American manufacturing company

SeAH Superalloy Technologies is a U.S.-based special alloy manufacturing subsidiary of SeAH Besteel Holdings, an intermediate holding company within South Korea's SeAH Group. The company was established to manufacture superalloys and advanced metal materials for use in the aerospace, defense, space, and energy industries in North America.

SeAH Superalloy Technologies is constructing a manufacturing facility in Temple, Texas. The facility has been described as a key overseas production base for SeAH Group's advanced materials business.

== History ==
SeAH Besteel Holdings announced the establishment of a U.S.-based special alloy manufacturing subsidiary on May 16, 2024. On July 9, 2024, the company signed an investment agreement with the City of Temple, Texas, detailing plans for the construction of a new manufacturing facility. The production plant in Temple is scheduled to be completed in 2026.

== Operations ==
SeAH Superalloy Technologies specializes in the production of nickel-based superalloys and other advanced metal materials engineered for high-temperature and high-stress environments. The company's products are intended for use in aircraft engines, aerospace components, defense systems, and energy-related applications. According to media reports, the company seeks to strengthen its role within the North American aerospace and defense materials supply chain through localized manufacturing.
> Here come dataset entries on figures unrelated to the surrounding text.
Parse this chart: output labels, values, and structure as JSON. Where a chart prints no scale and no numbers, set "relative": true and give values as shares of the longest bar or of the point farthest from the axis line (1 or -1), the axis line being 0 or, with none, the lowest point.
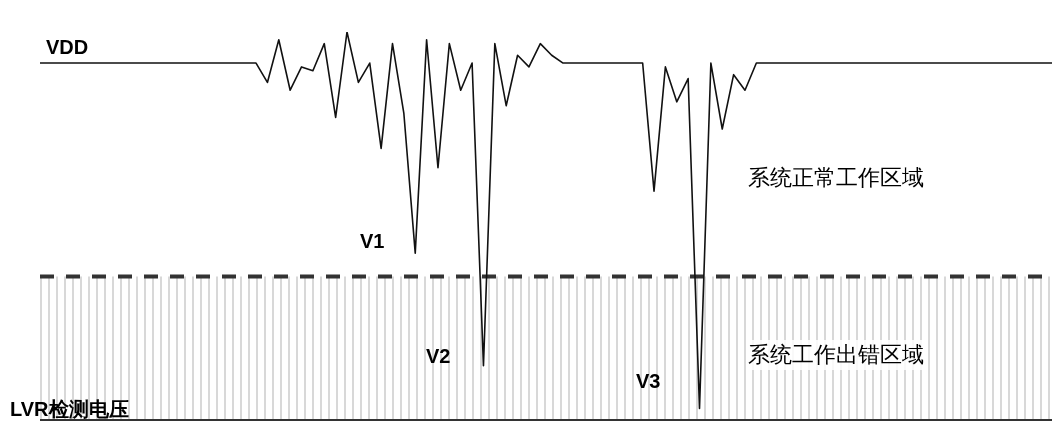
{
  "chart_data": {
    "type": "line",
    "relative": true,
    "marker": "none",
    "line_style": "solid",
    "categories": [
      null,
      null,
      null,
      null,
      null,
      null,
      null,
      null,
      null,
      null,
      null,
      null,
      null,
      null,
      null,
      null,
      null,
      null,
      null,
      null,
      null,
      null,
      null,
      null,
      null,
      null,
      null,
      null,
      null,
      null,
      null,
      null,
      null,
      null,
      null,
      null,
      null,
      null,
      null,
      null,
      null,
      null,
      null,
      null,
      null,
      null,
      null,
      null,
      null,
      null,
      null,
      null,
      null,
      null,
      null,
      null,
      null,
      null,
      null,
      null,
      null,
      null,
      null,
      null,
      null,
      null,
      null,
      null,
      null,
      null,
      null,
      null,
      null,
      null,
      null,
      null,
      null,
      null,
      null,
      null,
      null,
      null,
      null,
      null,
      null,
      null,
      null,
      null,
      null,
      null
    ],
    "series": [
      {
        "color": "#111111",
        "values": [
          0.92,
          0.92,
          0.92,
          0.92,
          0.92,
          0.92,
          0.92,
          0.92,
          0.92,
          0.92,
          0.92,
          0.92,
          0.92,
          0.92,
          0.92,
          0.92,
          0.92,
          0.92,
          0.92,
          0.92,
          0.87,
          0.98,
          0.85,
          0.91,
          0.9,
          0.97,
          0.78,
          1,
          0.87,
          0.92,
          0.7,
          0.97,
          0.79,
          0.43,
          0.98,
          0.65,
          0.97,
          0.85,
          0.92,
          0.14,
          0.97,
          0.81,
          0.94,
          0.91,
          0.97,
          0.94,
          0.92,
          0.92,
          0.92,
          0.92,
          0.92,
          0.92,
          0.92,
          0.92,
          0.59,
          0.91,
          0.82,
          0.88,
          0.03,
          0.92,
          0.75,
          0.89,
          0.85,
          0.92,
          0.92,
          0.92,
          0.92,
          0.92,
          0.92,
          0.92,
          0.92,
          0.92,
          0.92,
          0.92,
          0.92,
          0.92,
          0.92,
          0.92,
          0.92,
          0.92,
          0.92,
          0.92,
          0.92,
          0.92,
          0.92,
          0.92,
          0.92,
          0.92,
          0.92,
          0.92
        ]
      }
    ],
    "ref_lines": [
      {
        "axis": "y",
        "value": 0.37,
        "color": "#333333",
        "line_style": "dashed"
      }
    ],
    "bands": [
      {
        "axis": "y",
        "from": 0,
        "to": 0.37,
        "label": "系统工作出错区域",
        "color": "#d8d8d8"
      }
    ],
    "annotations": [
      "VDD",
      "V1",
      "V2",
      "V3",
      "系统正常工作区域",
      "LVR检测电压"
    ]
  }
}
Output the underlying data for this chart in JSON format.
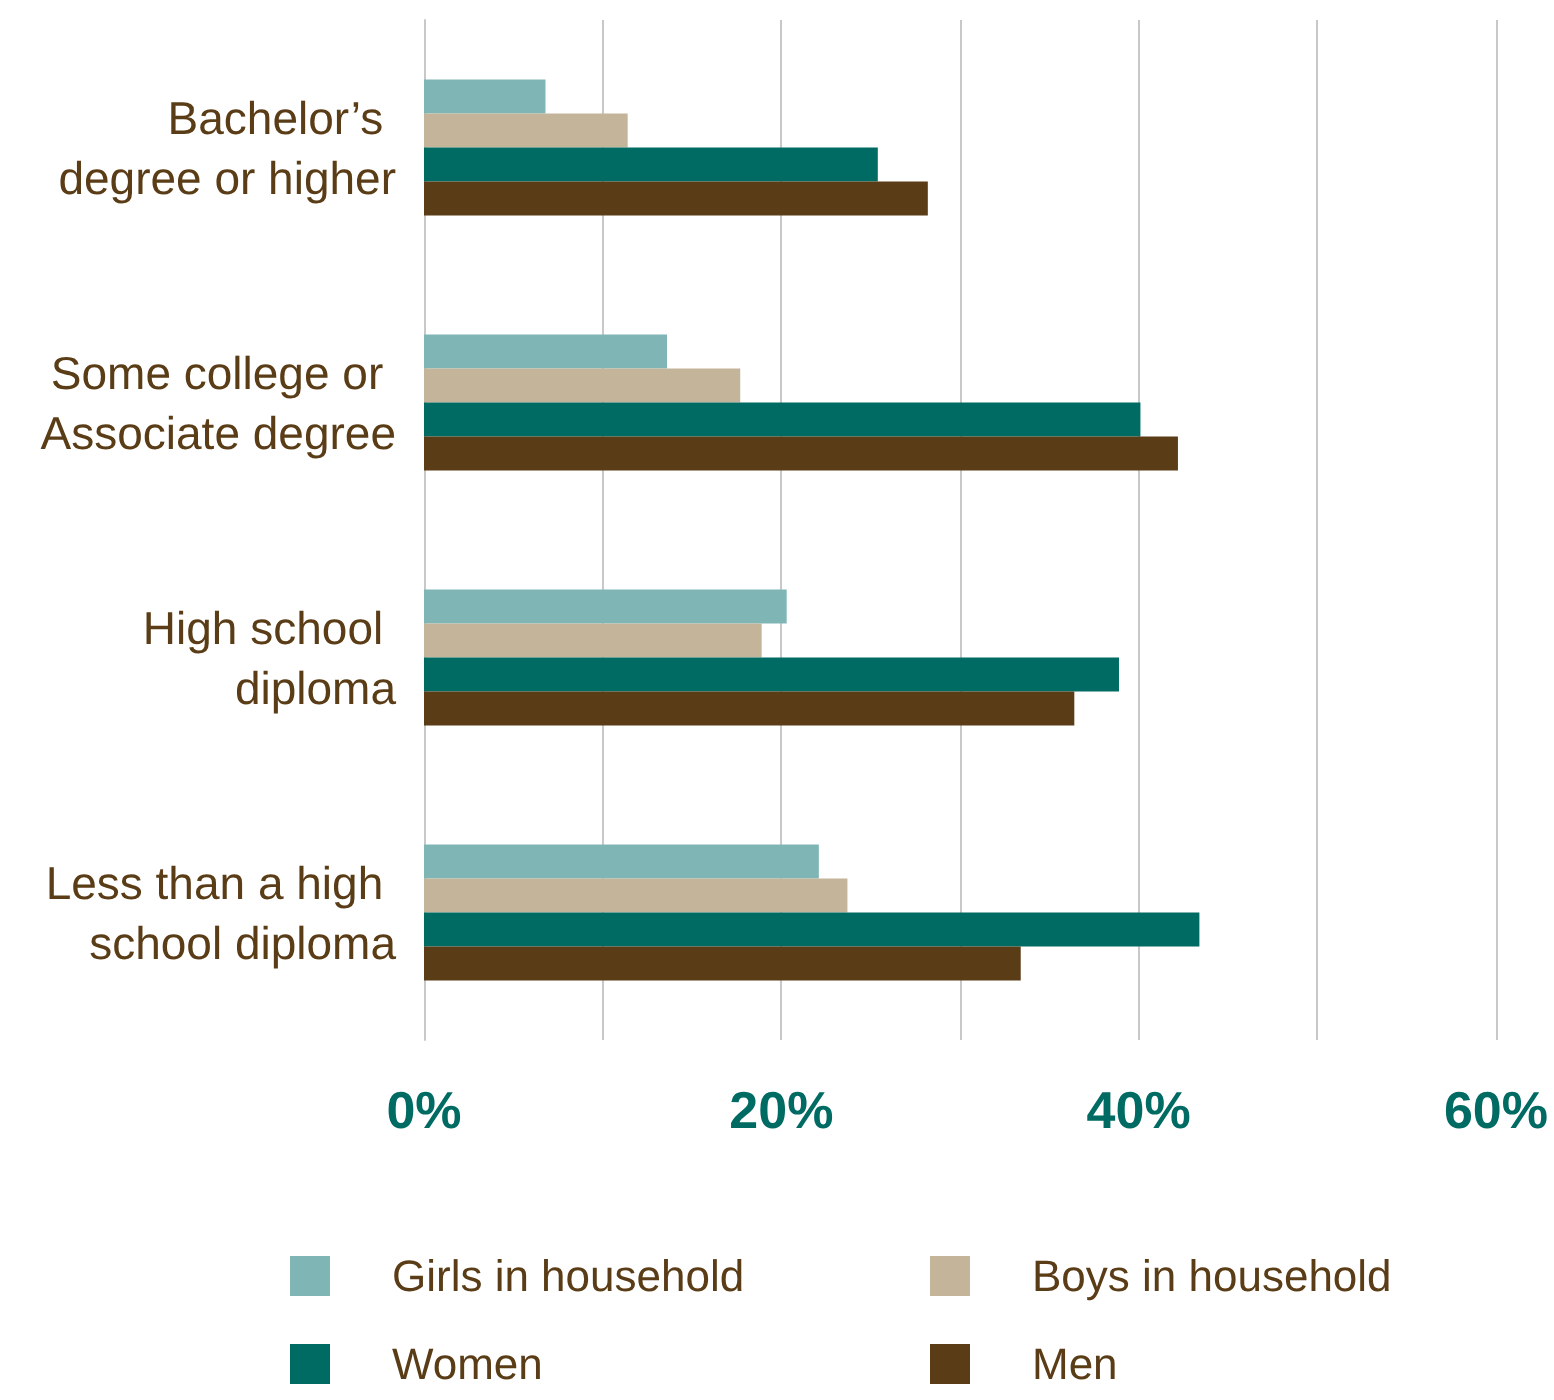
{
  "chart_data": {
    "type": "bar",
    "orientation": "horizontal",
    "categories": [
      "Bachelor’s degree or higher",
      "Some college or Associate degree",
      "High school diploma",
      "Less than a high school diploma"
    ],
    "series": [
      {
        "name": "Girls in household",
        "color": "#7fb5b5",
        "values": [
          6.8,
          13.6,
          20.3,
          22.1
        ]
      },
      {
        "name": "Boys in household",
        "color": "#c4b59a",
        "values": [
          11.4,
          17.7,
          18.9,
          23.7
        ]
      },
      {
        "name": "Women",
        "color": "#006b63",
        "values": [
          25.4,
          40.1,
          38.9,
          43.4
        ]
      },
      {
        "name": "Men",
        "color": "#5a3d17",
        "values": [
          28.2,
          42.2,
          36.4,
          33.4
        ]
      }
    ],
    "xlim": [
      0,
      60
    ],
    "xticks": [
      {
        "value": 0,
        "label": "0%"
      },
      {
        "value": 20,
        "label": "20%"
      },
      {
        "value": 40,
        "label": "40%"
      },
      {
        "value": 60,
        "label": "60%"
      }
    ],
    "grid": "x",
    "legend": "bottom"
  }
}
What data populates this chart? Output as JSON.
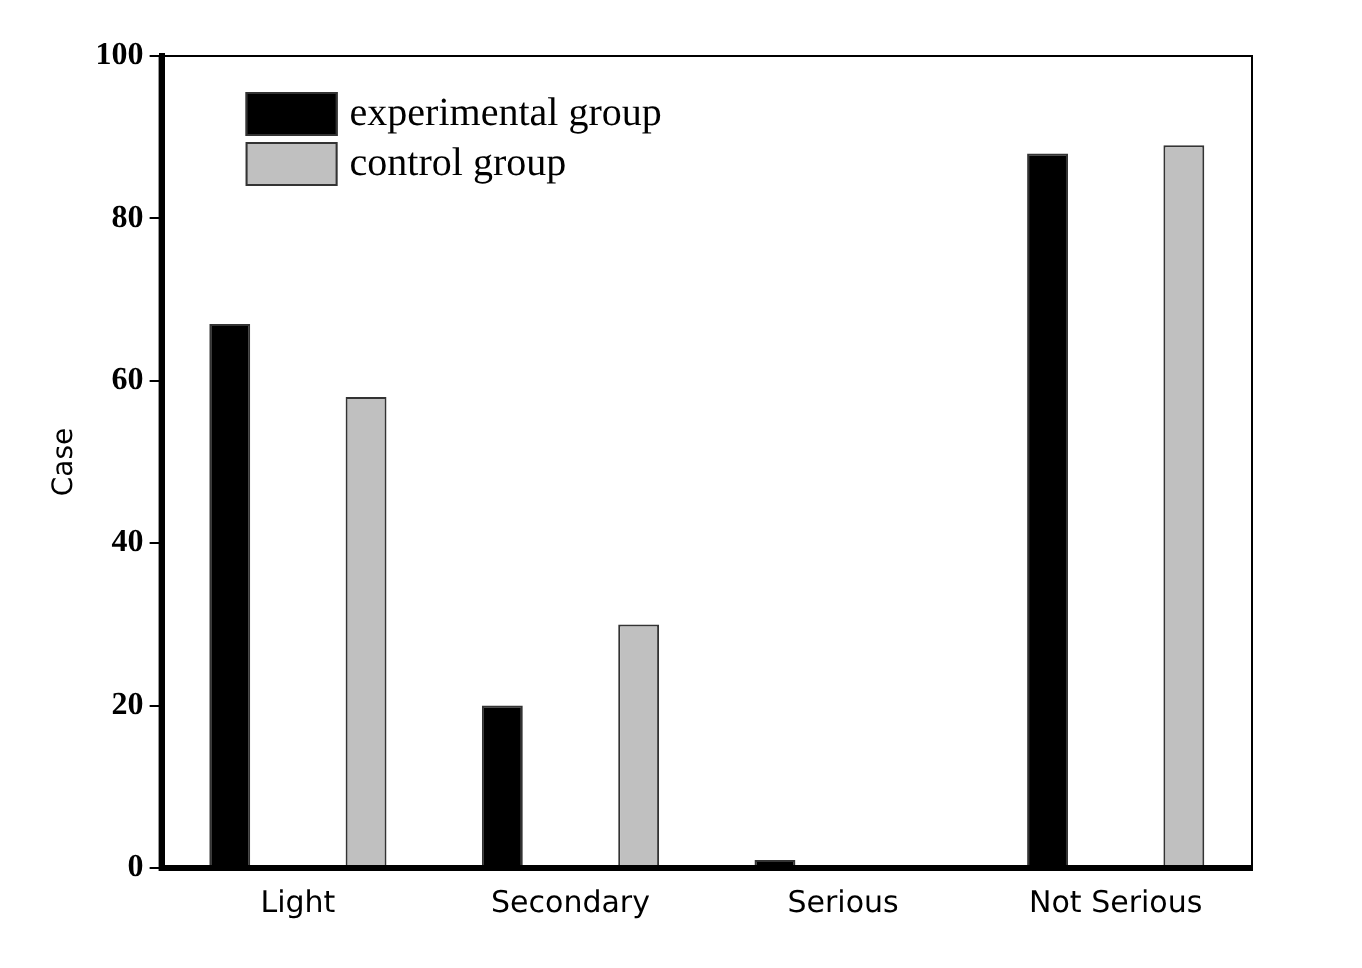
{
  "chart_data": {
    "type": "bar",
    "ylabel": "Case",
    "categories": [
      "Light",
      "Secondary",
      "Serious",
      "Not Serious"
    ],
    "series": [
      {
        "name": "experimental group",
        "color": "#000000",
        "values": [
          67,
          20,
          1,
          88
        ]
      },
      {
        "name": "control group",
        "color": "#c0c0c0",
        "values": [
          58,
          30,
          0,
          89
        ]
      }
    ],
    "ylim": [
      0,
      100
    ],
    "yticks": [
      0,
      20,
      40,
      60,
      80,
      100
    ],
    "grid": false,
    "legend": "top left"
  }
}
== Investment and facilities ==
The company's manufacturing facility in Temple, Texas, represents an investment estimated at between US$110 million and US$155 million. Once fully operational, the plant is expected to have an annual production capacity of approximately 6,000 metric tons of special alloy products.

== Parent company ==
SeAH Superalloy Technologies is a wholly owned subsidiary of SeAH Besteel Holdings and operates as part of SeAH Group's broader strategy to expand its advanced materials manufacturing capabilities globally.